Company Insights

CPHC customer relationships

CPHC customers relationship map

Canterbury Park Holding (CPHC): the customer map that underwrites a small-market racetrack operator

Thesis — Canterbury Park Holding monetizes its Shakopee, Minnesota racetrack and casino through three core cash engines: wagering commissions on live and simulcast racing, food & beverage and casino operations at the track, and selective real‑estate development and land sales that realize episodic gains. Revenue is a hybrid of ongoing service economics (wagering commissions, concessions, leases) and discrete real‑estate monetizations that materially influence near‑term free cash flow. For investors evaluating counterparty exposure and operational partners, the following catalog summarizes every customer and partner relationship disclosed across recent company reports. Visit Null Exposure for deal-level customer intelligence: https://nullexposure.com/.

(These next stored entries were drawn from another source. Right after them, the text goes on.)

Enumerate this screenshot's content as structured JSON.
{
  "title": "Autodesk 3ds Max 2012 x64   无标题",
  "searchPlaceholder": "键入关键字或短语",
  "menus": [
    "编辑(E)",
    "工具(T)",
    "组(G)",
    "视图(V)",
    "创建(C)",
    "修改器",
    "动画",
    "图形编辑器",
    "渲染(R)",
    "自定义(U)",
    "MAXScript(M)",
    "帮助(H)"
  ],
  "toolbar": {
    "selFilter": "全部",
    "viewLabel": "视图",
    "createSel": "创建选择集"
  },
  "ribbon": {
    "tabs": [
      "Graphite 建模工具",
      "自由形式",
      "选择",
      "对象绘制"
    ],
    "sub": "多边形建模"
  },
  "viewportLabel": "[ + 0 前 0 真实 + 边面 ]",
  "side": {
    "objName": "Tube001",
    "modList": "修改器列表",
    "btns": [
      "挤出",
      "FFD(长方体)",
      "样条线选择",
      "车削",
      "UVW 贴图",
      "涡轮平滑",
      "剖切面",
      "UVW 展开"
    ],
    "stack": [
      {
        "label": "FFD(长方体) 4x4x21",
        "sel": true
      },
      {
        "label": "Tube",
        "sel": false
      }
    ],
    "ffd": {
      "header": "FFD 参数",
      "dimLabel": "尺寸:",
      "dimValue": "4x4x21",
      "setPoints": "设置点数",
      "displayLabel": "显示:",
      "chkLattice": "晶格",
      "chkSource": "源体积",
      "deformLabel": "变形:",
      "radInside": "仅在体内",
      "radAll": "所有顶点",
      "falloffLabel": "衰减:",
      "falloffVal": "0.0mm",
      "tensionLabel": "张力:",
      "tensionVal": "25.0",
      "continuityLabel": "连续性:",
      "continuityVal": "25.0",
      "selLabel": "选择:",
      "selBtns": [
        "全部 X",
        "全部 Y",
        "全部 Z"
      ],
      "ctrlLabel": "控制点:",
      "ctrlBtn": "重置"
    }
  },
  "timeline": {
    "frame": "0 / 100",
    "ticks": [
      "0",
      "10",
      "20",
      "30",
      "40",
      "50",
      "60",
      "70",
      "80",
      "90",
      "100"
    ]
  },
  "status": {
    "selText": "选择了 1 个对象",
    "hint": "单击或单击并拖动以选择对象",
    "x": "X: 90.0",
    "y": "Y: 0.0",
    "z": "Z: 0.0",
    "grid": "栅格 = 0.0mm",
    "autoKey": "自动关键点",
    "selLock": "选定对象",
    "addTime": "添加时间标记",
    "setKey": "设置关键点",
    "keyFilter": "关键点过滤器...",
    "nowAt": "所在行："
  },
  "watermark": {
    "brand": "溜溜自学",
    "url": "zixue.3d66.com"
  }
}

How Canterbury’s customer relationships shape the business

Canterbury runs a compact, geography‑constrained business whose partners fall into four practical buckets: on‑site tenants and restaurateurs, residential and commercial developers, event operators for an adjacent amphitheater, and professional tenants/lessees for office space. The operating model is local and asset‑centric; wagering and casino services are principal activities, while land sales and joint ventures are used to unlock value from non‑core acreage.

Company‑level signals from the reporting text point to specific operating characteristics:

  • Contracting posture: Canterbury acts as both principal (wagering service provider with commissions retained) and seller/landlord, deploying direct leases and joint‑venture arrangements.
  • Customer concentration and geography: Primary market is explicitly the Twin Cities metro and adjacent counties, indicating regional concentration of demand and tenant mix.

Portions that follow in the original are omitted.